With the exception of Revolver, Pink Floyd’s 1967 debut album Piper At The Gates Of Dawn is the single most influential psychedelic rock album ever recorded. Syd Barret is the man responsible for Piper’s genius, but unfortunately Syd was a paranoid schizophrenic, and his massive hallucinogen abuse exasperated his condition. Barret left Pink Floyd in 1968 and lived in self-imposed exile as a mere shell of his former self until his death in 2006.
The loss of Syd Barret was a huge blow to Pink Floyd. Not only was he a close friend, but he was also the primary creative force behind Pink Floyd and responsible for most of their success. Pink Floyd’s next six albums would try in vain to replicate what made Piper At The Gates Of Dawn so wonderful, but failed miserably. It wasn’t until their eighth studio album, 1973s Dark Side Of The Moon, that Pink Floyd would cement themselves once more as an influential creative force in the modern day rock scene. Dark Side Of The Moon is one of the most critically acclaimed albums of all time and their biggest commercial success to date. Widely regarded as their magnum opus, the band asserts that its best album is 1975's Wish You Were Here.
Wish You Where Here is a loose concept album mainly centered around Syd Barret’s life. The title track is quite possibly the most haunting thing Pink Floyd’s ever written. Barret was still alive in 1975, but the band mourns him as if he was dead. It’s an incredibly emotional song, and one of Pink Floyd’s most overlooked.

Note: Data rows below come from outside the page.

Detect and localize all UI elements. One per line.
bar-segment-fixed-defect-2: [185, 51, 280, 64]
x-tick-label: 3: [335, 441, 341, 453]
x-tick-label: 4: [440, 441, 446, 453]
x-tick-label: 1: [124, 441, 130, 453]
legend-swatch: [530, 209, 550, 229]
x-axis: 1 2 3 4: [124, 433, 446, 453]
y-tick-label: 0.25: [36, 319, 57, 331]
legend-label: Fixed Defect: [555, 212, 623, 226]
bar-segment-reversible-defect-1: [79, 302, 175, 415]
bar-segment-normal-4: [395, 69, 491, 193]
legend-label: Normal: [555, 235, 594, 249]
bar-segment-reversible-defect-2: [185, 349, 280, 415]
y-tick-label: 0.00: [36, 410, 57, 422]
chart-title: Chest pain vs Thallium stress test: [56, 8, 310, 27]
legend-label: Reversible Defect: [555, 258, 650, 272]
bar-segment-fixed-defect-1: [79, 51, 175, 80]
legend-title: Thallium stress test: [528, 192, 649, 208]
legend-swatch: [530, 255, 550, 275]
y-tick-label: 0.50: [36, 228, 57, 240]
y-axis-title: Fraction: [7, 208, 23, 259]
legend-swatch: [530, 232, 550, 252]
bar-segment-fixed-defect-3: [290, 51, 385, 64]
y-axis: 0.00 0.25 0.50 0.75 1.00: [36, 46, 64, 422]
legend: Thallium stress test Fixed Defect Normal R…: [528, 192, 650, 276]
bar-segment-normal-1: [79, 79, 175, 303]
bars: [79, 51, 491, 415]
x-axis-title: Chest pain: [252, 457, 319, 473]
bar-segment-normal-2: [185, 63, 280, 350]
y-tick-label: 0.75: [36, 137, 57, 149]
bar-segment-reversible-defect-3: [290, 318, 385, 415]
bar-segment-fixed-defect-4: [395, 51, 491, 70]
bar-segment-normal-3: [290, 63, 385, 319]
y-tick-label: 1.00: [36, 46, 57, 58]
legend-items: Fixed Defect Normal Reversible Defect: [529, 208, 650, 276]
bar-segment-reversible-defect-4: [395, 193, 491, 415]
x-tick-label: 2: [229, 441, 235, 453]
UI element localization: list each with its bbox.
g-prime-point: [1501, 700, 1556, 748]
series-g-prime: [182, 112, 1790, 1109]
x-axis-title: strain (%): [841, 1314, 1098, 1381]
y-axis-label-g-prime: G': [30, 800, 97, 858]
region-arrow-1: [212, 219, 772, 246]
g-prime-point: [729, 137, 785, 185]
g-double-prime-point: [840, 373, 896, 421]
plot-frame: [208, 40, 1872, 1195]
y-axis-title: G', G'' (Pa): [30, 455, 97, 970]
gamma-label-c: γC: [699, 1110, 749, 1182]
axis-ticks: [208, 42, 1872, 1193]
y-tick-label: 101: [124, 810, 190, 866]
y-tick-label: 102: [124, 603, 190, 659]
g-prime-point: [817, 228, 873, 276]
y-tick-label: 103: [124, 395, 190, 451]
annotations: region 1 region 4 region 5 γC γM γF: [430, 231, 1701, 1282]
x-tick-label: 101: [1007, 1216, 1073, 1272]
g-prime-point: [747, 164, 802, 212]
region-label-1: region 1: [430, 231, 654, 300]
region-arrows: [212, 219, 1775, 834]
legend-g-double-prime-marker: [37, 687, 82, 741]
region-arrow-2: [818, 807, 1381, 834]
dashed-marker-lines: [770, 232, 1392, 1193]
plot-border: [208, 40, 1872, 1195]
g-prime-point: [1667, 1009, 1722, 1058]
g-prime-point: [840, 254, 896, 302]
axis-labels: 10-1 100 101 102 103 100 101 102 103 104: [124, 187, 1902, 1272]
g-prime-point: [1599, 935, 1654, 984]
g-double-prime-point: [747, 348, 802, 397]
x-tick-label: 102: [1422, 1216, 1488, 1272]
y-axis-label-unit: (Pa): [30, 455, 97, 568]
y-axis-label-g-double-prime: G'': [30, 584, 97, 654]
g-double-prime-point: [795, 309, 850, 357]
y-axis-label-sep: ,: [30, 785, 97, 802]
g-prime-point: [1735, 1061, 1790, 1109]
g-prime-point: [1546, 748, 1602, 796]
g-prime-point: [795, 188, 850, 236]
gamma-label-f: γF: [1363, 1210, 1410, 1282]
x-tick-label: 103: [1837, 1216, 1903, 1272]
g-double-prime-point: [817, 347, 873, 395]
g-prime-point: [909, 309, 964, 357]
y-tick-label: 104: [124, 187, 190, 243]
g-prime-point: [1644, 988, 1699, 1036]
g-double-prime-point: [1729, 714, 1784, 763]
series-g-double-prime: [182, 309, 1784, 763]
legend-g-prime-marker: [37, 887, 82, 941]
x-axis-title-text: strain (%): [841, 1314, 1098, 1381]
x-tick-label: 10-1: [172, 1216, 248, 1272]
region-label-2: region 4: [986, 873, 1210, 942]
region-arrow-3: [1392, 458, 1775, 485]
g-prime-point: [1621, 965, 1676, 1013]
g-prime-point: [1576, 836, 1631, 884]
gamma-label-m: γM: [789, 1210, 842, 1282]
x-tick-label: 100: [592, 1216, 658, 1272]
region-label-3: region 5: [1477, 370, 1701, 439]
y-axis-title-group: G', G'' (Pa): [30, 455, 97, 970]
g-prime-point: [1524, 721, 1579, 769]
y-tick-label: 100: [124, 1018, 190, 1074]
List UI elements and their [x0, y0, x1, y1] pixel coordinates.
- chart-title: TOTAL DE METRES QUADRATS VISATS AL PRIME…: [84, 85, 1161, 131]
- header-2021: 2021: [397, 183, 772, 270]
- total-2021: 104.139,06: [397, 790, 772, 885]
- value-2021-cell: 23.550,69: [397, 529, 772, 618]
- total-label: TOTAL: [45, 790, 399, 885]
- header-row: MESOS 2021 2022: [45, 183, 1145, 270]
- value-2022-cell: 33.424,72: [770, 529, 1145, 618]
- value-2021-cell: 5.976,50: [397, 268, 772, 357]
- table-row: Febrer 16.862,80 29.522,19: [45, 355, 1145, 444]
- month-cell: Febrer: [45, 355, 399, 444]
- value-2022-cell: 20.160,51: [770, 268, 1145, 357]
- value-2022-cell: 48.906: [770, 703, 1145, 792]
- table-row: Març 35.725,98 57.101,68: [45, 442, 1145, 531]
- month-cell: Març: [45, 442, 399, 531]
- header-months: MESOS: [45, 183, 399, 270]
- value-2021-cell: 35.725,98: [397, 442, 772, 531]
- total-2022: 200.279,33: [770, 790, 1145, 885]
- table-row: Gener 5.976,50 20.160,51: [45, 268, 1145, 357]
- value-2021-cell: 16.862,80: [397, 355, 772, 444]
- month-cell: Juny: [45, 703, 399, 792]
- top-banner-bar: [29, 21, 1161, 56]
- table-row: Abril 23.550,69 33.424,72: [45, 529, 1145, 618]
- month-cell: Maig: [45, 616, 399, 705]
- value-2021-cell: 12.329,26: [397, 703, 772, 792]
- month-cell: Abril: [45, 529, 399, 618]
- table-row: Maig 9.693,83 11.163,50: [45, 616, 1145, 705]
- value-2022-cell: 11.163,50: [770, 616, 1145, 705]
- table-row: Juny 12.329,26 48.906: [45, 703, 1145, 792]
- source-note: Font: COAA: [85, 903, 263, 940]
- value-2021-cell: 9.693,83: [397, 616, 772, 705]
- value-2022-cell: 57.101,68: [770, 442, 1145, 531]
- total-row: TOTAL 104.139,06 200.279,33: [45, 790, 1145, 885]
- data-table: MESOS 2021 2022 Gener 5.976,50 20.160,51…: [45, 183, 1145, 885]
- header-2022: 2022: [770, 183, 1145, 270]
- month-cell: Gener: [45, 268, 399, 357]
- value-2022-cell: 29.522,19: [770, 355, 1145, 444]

Recording the song "Wish You Were Here" was incredibly difficult for Pink Floyd, and they spend the song desperately trying to keep their composure instead of pouring that pain into their performance.
Flash forward to 2005, where Mark Linkous aka Sparklehorse recorded a cover of "Wish You Were Here" with Radiohead front-man Thom Yorke for the ending credits of skate movie Lords Of Dogtown. Aside from the production, both songs are nearly identical. What makes Sparklehorse’s version better is that Linkous’ vocals perfectly capture the emotion of the song. Linkous acts as the conduit for the raw emotion on "Wish You Were Here". I can’t listen to it without misting at the eyes a little.
When I first heard Sparklehorse’s cover of "Wish You Were Here" back in 2005 my eyes would mist up in empathy for the loss of Syd Barret. Now I can’t listen to it without transforming into a sobbing wreck thinking about Linkous’ suicide and Barret’s mental collapse. May both musicians rest in peace. In the words of Roger Waters, “Oh how I wish, how I wish you were here”.